Korea’s Kumho faces heavy dose of restructuring

By Malini Hariharan

The financially troubled Kumho Asiana group, with assets stretching from petrochemicals to airlines, has finally been able to work out a plan that should satisfy its creditors.

The Korea Herald reports that the group plans to raise $1.13bn by selling assets as part of a restructuring programme. Kumho Tire and Kumho Industrial have been placed under a debt workout programme. Kumho Tire will be selling its stake in its Hong Kong unit.

Korea Kumho Petrochemical, the holding company of the group, will raise $233m by selling treasury shares. Kumho Petrochemical, which manufactures synethetic rubber, polymers, speciality chemicals and electronic chemicals, may also have to sell a power plant.

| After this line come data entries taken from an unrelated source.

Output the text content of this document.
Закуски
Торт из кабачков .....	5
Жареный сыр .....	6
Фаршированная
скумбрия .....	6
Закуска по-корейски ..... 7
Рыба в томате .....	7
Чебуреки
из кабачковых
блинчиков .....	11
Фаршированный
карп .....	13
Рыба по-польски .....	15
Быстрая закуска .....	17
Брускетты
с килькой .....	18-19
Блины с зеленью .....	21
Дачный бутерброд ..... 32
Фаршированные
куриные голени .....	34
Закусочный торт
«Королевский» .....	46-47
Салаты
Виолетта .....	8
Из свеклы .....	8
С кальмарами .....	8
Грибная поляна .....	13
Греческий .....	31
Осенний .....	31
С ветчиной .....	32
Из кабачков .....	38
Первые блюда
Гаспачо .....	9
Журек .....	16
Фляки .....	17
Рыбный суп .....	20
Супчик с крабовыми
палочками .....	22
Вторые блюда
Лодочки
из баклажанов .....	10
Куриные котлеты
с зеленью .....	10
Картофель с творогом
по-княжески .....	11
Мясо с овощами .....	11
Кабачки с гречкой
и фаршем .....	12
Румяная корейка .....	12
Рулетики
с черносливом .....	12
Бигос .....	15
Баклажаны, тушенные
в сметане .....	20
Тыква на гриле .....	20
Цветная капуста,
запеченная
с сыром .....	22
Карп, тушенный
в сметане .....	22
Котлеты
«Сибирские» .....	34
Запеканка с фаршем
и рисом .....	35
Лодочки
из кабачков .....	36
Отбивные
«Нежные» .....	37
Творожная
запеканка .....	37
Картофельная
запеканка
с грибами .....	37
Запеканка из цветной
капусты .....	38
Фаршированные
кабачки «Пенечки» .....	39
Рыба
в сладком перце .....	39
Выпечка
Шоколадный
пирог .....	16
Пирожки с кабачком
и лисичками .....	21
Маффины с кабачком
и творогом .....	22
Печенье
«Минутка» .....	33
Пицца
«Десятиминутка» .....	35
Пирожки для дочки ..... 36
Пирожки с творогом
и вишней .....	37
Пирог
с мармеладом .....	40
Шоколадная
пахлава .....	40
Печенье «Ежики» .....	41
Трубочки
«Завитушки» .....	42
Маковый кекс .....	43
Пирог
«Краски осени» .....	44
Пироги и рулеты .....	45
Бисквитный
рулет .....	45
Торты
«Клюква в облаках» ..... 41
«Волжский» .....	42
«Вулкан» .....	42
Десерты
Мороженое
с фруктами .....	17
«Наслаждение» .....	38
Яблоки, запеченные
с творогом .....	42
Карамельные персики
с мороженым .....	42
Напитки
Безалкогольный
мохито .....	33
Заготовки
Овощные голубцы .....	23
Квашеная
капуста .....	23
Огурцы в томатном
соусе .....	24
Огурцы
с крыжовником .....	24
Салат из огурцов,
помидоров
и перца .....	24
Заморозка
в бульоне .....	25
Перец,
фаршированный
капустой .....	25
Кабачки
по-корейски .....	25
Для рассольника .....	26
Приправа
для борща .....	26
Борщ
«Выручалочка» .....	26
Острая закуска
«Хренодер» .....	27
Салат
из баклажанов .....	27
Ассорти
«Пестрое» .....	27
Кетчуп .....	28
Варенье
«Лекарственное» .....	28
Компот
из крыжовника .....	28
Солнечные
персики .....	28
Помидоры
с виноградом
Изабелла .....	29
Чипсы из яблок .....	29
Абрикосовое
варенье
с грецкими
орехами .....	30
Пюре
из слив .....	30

Asiana Airlines will have to sell stakes in a software company and in Kumho Investment Bank, the financial unit of the group.

The Korean Development Bank, the main creditor, has allowed Kumho Petrochemical Co. and Asiana Airlines more time for debt repayment in return for their pledges to restructure themselves.

But creditor banks have warned that the two units could be put under debt workout if their voluntary restructuring program fails to meet expectations. And the group also risks losing managerial rights if it fails to normalise operations over the next five years.

Kumho Asiana’s restructuring can begin if approved by three fourths of its creditors.

A Seoul-based analyst says he has read a news report that Kumho Asiana may also sell its stake in Kumho P&B, the phenol, bishpenol-A, MIBK and epoxy resin producer. The company is a 78:22 joint venture between the Kumho Asiana and Japan’s Nippon Steel Chemicals. The stake is likely to be offered first to the Japanese partner.

Financial problems at Kumho Asiana, South Korea’s eighth-largest conglomerate, started after a heavily leverage purchase of Daewoo Engineering & Construction in 2006 and Korea Express in 2008.